Variable Specificity And Complexity

Paul StovellJuly 27, 2015 • 4 min read

Octopus allows variables to be scoped to different environments, roles or machines. A simple example of where this is useful, is to have different values for a database connection string depending on whether you are deploying to a Test or Production environment.

Variables can be scoped to multiple values, so deciding which variable is sensible in a given scenario is a surprisingly tricky process. We call it variable specificity, and it works a little bit like CSS specificity.

For example, suppose we have this set of variables:

DatabaseName = DB01 (Environment: Staging, Production)
DatabaseName = DB02 (Environment: Staging)
DatabaseName = DB03 (Environment: Production)

In this case, if we deployed to Production, the correct value to use could either be DB01 or DB03, since both match. There are times when the results of variable scoping will be non-deterministic, and I think that’s pretty intuitive.

Each scoping level has a different priority:

a variable scoped to a machine is more specific than a variable scoped to a role
… which is more specific than a variable scoped to an environment
… which is more specific than a variable with no scope

This usually also makes intuitive sense - machines are more granular than environments, so that scope should take priority.

Calculating the specificity of a variable in Octopus looks like this:

public int Rank()
{
    var score = 0;
    score += Score(ScopeField.Private, 10000000);
    score += Score(ScopeField.User, 1000000);
    score += Score(ScopeField.Action, 100000);
    score += Score(ScopeField.Machine, 10000);
    score += Score(ScopeField.TargetRole, 1000);
    score += Score(ScopeField.Role, 100);
    score += Score(ScopeField.Environment, 10);
    score += Score(ScopeField.Project, 1);
    return score;
}

If multiple variables match a scenario, we simply take the top-ranking variable. Higher priority items increase ranking before lower priority items. For example, in Production I use one database, but my reporting service should always use a different database:

DatabaseName = DB01 (no scope)
DatabaseName = DB02 (Environment: Staging)
DatabaseName = DB03 (Environment: Production)
DatabaseName = DB04 (Role: Reporting)
DatabaseName = DB05 (Role: Reporting; Environment: Production)

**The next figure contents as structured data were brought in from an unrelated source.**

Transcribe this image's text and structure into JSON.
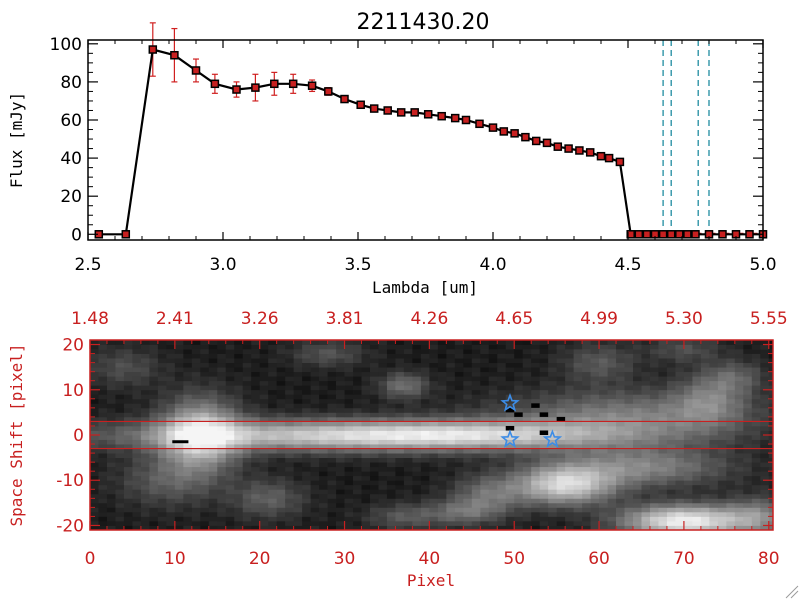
{
  "chart_data": [
    {
      "type": "line",
      "title": "2211430.20",
      "xlabel": "Lambda [um]",
      "ylabel": "Flux [mJy]",
      "xlim": [
        2.5,
        5.0
      ],
      "ylim": [
        -3,
        102
      ],
      "xticks": [
        2.5,
        3.0,
        3.5,
        4.0,
        4.5,
        5.0
      ],
      "xtick_labels": [
        "2.5",
        "3.0",
        "3.5",
        "4.0",
        "4.5",
        "5.0"
      ],
      "yticks": [
        0,
        20,
        40,
        60,
        80,
        100
      ],
      "ytick_labels": [
        "0",
        "20",
        "40",
        "60",
        "80",
        "100"
      ],
      "colors": {
        "line": "#000000",
        "marker": "#c82020",
        "errorbar": "#d02020",
        "guides": "#1e8ca0"
      },
      "series": [
        {
          "x": [
            2.54,
            2.64,
            2.74,
            2.82,
            2.9,
            2.97,
            3.05,
            3.12,
            3.19,
            3.26,
            3.33,
            3.39,
            3.45,
            3.51,
            3.56,
            3.61,
            3.66,
            3.71,
            3.76,
            3.81,
            3.86,
            3.9,
            3.95,
            4.0,
            4.04,
            4.08,
            4.12,
            4.16,
            4.2,
            4.24,
            4.28,
            4.32,
            4.36,
            4.4,
            4.43,
            4.47,
            4.51,
            4.54,
            4.57,
            4.6,
            4.63,
            4.66,
            4.69,
            4.72,
            4.75,
            4.8,
            4.85,
            4.9,
            4.95,
            5.0
          ],
          "y": [
            0,
            0,
            97,
            94,
            86,
            79,
            76,
            77,
            79,
            79,
            78,
            75,
            71,
            68,
            66,
            65,
            64,
            64,
            63,
            62,
            61,
            60,
            58,
            56,
            54,
            53,
            51,
            49,
            48,
            46,
            45,
            44,
            43,
            41,
            40,
            38,
            0,
            0,
            0,
            0,
            0,
            0,
            0,
            0,
            0,
            0,
            0,
            0,
            0,
            0
          ],
          "err": [
            0,
            0,
            14,
            14,
            6,
            5,
            4,
            7,
            6,
            5,
            3,
            2,
            1,
            1,
            1,
            1,
            1,
            1,
            1,
            1,
            1,
            1,
            1,
            1,
            1,
            1,
            1,
            1,
            1,
            1,
            1,
            1,
            1,
            1,
            1,
            1,
            0,
            0,
            0,
            0,
            0,
            0,
            0,
            0,
            0,
            0,
            0,
            0,
            0,
            0
          ]
        }
      ],
      "guides_x": [
        4.63,
        4.66,
        4.76,
        4.8
      ]
    },
    {
      "type": "heatmap",
      "xlabel": "Pixel",
      "ylabel": "Space Shift [pixel]",
      "xlim": [
        0,
        80.5
      ],
      "ylim": [
        -21,
        21
      ],
      "xticks": [
        0,
        10,
        20,
        30,
        40,
        50,
        60,
        70,
        80
      ],
      "xtick_labels": [
        "0",
        "10",
        "20",
        "30",
        "40",
        "50",
        "60",
        "70",
        "80"
      ],
      "yticks": [
        -20,
        -10,
        0,
        10,
        20
      ],
      "ytick_labels": [
        "-20",
        "-10",
        "0",
        "10",
        "20"
      ],
      "top_axis_tick_labels": [
        "1.48",
        "2.41",
        "3.26",
        "3.81",
        "4.26",
        "4.65",
        "4.99",
        "5.30",
        "5.55"
      ],
      "colors": {
        "axis": "#c82020",
        "star": "#3c8ce6",
        "boundary": "#c82020"
      },
      "boundary_lines": [
        3,
        -3
      ],
      "blobs": [
        {
          "x": 13,
          "y": 0,
          "sx": 3.2,
          "sy": 5.5,
          "v": 0.7
        },
        {
          "x": 28,
          "y": 0,
          "sx": 18,
          "sy": 2.4,
          "v": 0.62
        },
        {
          "x": 45,
          "y": 0,
          "sx": 12,
          "sy": 2.2,
          "v": 0.42
        },
        {
          "x": 63,
          "y": 4,
          "sx": 10,
          "sy": 4,
          "v": 0.38
        },
        {
          "x": 73,
          "y": 8,
          "sx": 3,
          "sy": 4,
          "v": 0.3
        },
        {
          "x": 56,
          "y": -11,
          "sx": 4,
          "sy": 3,
          "v": 0.75
        },
        {
          "x": 65,
          "y": -7,
          "sx": 7,
          "sy": 3,
          "v": 0.4
        },
        {
          "x": 70,
          "y": -19,
          "sx": 5,
          "sy": 2.5,
          "v": 0.9
        },
        {
          "x": 79,
          "y": -18,
          "sx": 3,
          "sy": 3,
          "v": 0.35
        },
        {
          "x": 37,
          "y": 11,
          "sx": 2,
          "sy": 2,
          "v": 0.32
        },
        {
          "x": 47,
          "y": -13,
          "sx": 3,
          "sy": 3,
          "v": 0.3
        },
        {
          "x": 44,
          "y": -17,
          "sx": 3,
          "sy": 2,
          "v": 0.28
        },
        {
          "x": 37,
          "y": -18,
          "sx": 3,
          "sy": 2,
          "v": 0.22
        },
        {
          "x": 21,
          "y": -14,
          "sx": 3,
          "sy": 3,
          "v": 0.25
        },
        {
          "x": 9,
          "y": -10,
          "sx": 4,
          "sy": 4,
          "v": 0.22
        },
        {
          "x": 28,
          "y": 18,
          "sx": 3,
          "sy": 2,
          "v": 0.2
        },
        {
          "x": 60,
          "y": 16,
          "sx": 3,
          "sy": 3,
          "v": 0.22
        },
        {
          "x": 70,
          "y": 19,
          "sx": 3,
          "sy": 2,
          "v": 0.18
        },
        {
          "x": 76,
          "y": 13,
          "sx": 2.5,
          "sy": 2.5,
          "v": 0.22
        },
        {
          "x": 4,
          "y": 15,
          "sx": 3,
          "sy": 3,
          "v": 0.18
        }
      ],
      "stars": [
        {
          "x": 49.5,
          "y": 7
        },
        {
          "x": 49.5,
          "y": -1
        },
        {
          "x": 54.5,
          "y": -1
        }
      ],
      "dark_pixels": [
        {
          "x": 49,
          "y": 5
        },
        {
          "x": 50,
          "y": 4
        },
        {
          "x": 52,
          "y": 6
        },
        {
          "x": 53,
          "y": 4
        },
        {
          "x": 55,
          "y": 3
        },
        {
          "x": 49,
          "y": 1
        },
        {
          "x": 53,
          "y": 0
        }
      ],
      "marker_line": {
        "x1": 9.7,
        "x2": 11.6,
        "y": -1.5
      }
    }
  ]
}
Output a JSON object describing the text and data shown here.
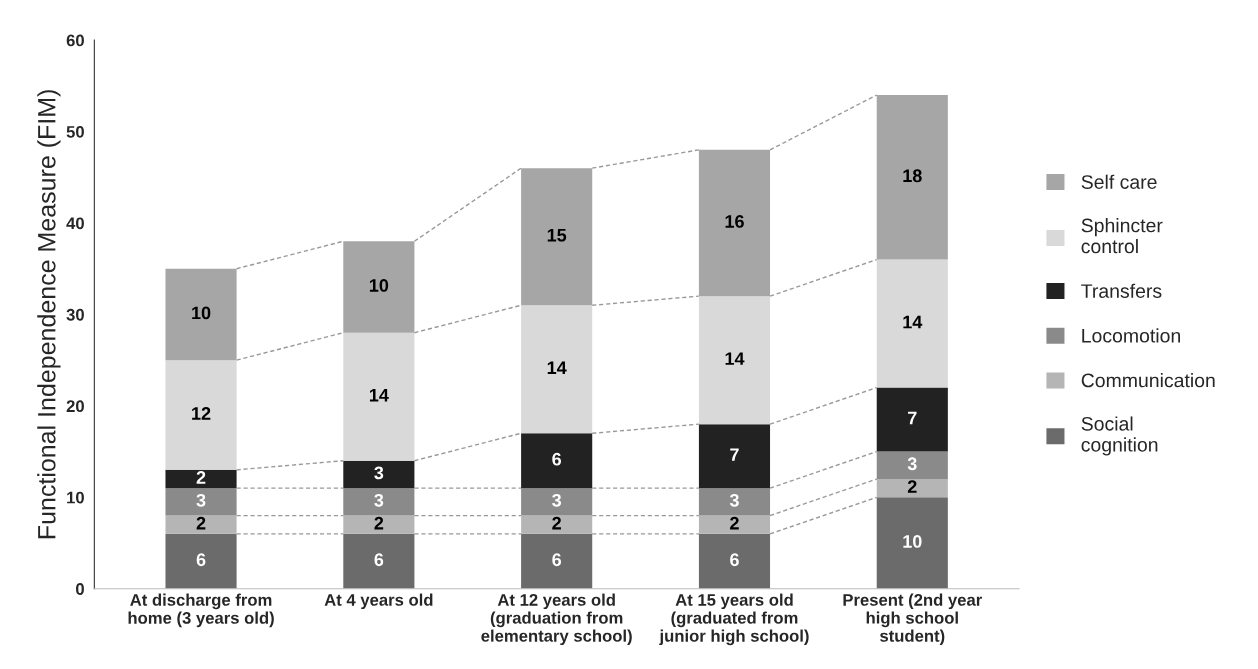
{
  "chart_data": {
    "type": "bar",
    "stacked": true,
    "ylabel": "Functional Independence Measure (FIM)",
    "categories": [
      "At discharge from\nhome (3 years old)",
      "At 4 years old",
      "At 12 years old\n(graduation from\nelementary school)",
      "At 15 years old\n(graduated from\njunior high school)",
      "Present (2nd year\nhigh school\nstudent)"
    ],
    "series": [
      {
        "name": "Social\ncognition",
        "color": "#6b6b6b",
        "values": [
          6,
          6,
          6,
          6,
          10
        ]
      },
      {
        "name": "Communication",
        "color": "#b5b5b5",
        "values": [
          2,
          2,
          2,
          2,
          2
        ]
      },
      {
        "name": "Locomotion",
        "color": "#8a8a8a",
        "values": [
          3,
          3,
          3,
          3,
          3
        ]
      },
      {
        "name": "Transfers",
        "color": "#222222",
        "values": [
          2,
          3,
          6,
          7,
          7
        ]
      },
      {
        "name": "Sphincter\ncontrol",
        "color": "#d9d9d9",
        "values": [
          12,
          14,
          14,
          14,
          14
        ]
      },
      {
        "name": "Self care",
        "color": "#a6a6a6",
        "values": [
          10,
          10,
          15,
          16,
          18
        ]
      }
    ],
    "ylim": [
      0,
      60
    ],
    "yticks": [
      0,
      10,
      20,
      30,
      40,
      50,
      60
    ],
    "data_labels": true,
    "legend": "right",
    "grid": false
  }
}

This works - my Reporting app will get DB04 even in staging, since roles are more specific than environments. But in Production, I can force it by scoping it at two levels.

One area where this gets confusing is multiple matches involving roles. Take the first example, but instead of environments, let’s consider roles:

DatabaseName = DB01 (Role: WebServer, AppServer)
DatabaseName = DB02 (Role: WebServer)
DatabaseName = DB03 (Role: AppServer)

Now, I can’t deploy to multiple environments at once, so it was obvious that either value should apply in the first example. But I can have a machine that belongs to multiple roles. In my development environment, perhaps my budget is limited to a single machine, so it is both a WebServer and an AppServer.

In that example, which value should my WebServer+AppServer machine get? If I polled 100 people, I suspect an easy majority would expect DB01. In other words, when multiple values match, they’d expect an and relationship to apply and each match should contribute to the ranking.

But what would happen in this case?

DatabaseName = DB01 (Role: WebServer, AppServer)
DatabaseName = DB02 (Role: WebServer)
DatabaseName = DB03 (Role: AppServer; Environment: Production)

If I deployed to a WebServer+AppServer machine in Production, what value should I get? If I polled 100 people for this scenario, I’d say half would expect DB01, and half would expect DB03. There’s no intuitive way to reason about these, unlike the previous samples. If you’ve put hours of thought into this, it might make sense to you, but will it make any sense for the next person that has to maintain them?

Decisions like these are tricky. My hope is that by not trying to make specificity rules too clever, it will simply encourage people to find better ways to model the deployments (maybe the environment makes better sense than a role combination) than relying on a complex matrix that few will ever understand at a passing glance.